Today Tunisian president Kaies Saied dissolved the parliament after parliament members challenged the autocratic powers he has exercised since his self-coup last July. Last Wednesday, lawmakers held an online meeting, defying Mr. Saied’s warning that the session was illegal, and a majority voted against his power grab, which they said violated the country’s Constitution.
Elected in a landslide in 2019, the president has been ruling by decree since July, jailing opponents,
suspending parts of the Constitution, dismissing the Supreme Judicial Council and restricting press freedom. Khalil Bendib spoke with our Tunisian correspondent Mohammed-Dhia Hemmami about the current political situation in Tunis.
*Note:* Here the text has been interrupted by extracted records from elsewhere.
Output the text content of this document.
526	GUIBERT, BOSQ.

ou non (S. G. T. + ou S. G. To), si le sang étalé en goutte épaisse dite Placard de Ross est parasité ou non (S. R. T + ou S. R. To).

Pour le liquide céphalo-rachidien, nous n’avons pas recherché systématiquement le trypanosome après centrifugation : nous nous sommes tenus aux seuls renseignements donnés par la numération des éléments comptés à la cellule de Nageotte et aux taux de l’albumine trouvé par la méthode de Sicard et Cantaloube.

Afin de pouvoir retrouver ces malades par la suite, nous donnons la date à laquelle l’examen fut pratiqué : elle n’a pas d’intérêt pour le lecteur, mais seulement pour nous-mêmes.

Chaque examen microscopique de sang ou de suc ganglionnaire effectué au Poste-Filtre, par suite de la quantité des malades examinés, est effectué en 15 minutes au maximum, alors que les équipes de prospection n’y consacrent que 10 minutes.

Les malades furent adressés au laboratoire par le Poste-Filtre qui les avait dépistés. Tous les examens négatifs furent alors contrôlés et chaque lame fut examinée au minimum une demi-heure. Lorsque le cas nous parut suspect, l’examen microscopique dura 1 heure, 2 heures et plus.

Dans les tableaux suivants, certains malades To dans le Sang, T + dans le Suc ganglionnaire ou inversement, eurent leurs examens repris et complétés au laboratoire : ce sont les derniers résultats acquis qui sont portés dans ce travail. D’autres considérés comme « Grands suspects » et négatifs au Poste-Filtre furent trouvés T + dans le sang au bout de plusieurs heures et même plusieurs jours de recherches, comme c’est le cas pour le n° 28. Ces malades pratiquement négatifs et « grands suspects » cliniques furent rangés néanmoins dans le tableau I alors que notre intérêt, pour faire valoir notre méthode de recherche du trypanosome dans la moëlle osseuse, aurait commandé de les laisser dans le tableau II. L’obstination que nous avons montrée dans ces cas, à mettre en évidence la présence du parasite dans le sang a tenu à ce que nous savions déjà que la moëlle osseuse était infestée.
To commemorate Palestinian Land Day, an annual event dating back to March 30, 1976, when six unarmed Palestinians were killed by Israeli forces during protests against the Israeli government’s expropriation of large tracts of Palestinian land for Jewish settlers, we also bring back a 2014 conversation with UC Berkeley Professor Samera Esmair about the return of some of the Palestinian refugees to their village Kafr Bir`im, located in northern Palestine in the Galilee, whose residents were expelled in 1948.
Mohamed-Dhia Hammami is an independent researcher and analyst and a PhD Student at Syracuse University.
Samera Esmeir is Assistant Professor of Rhetoric at the University of California, Berkeley.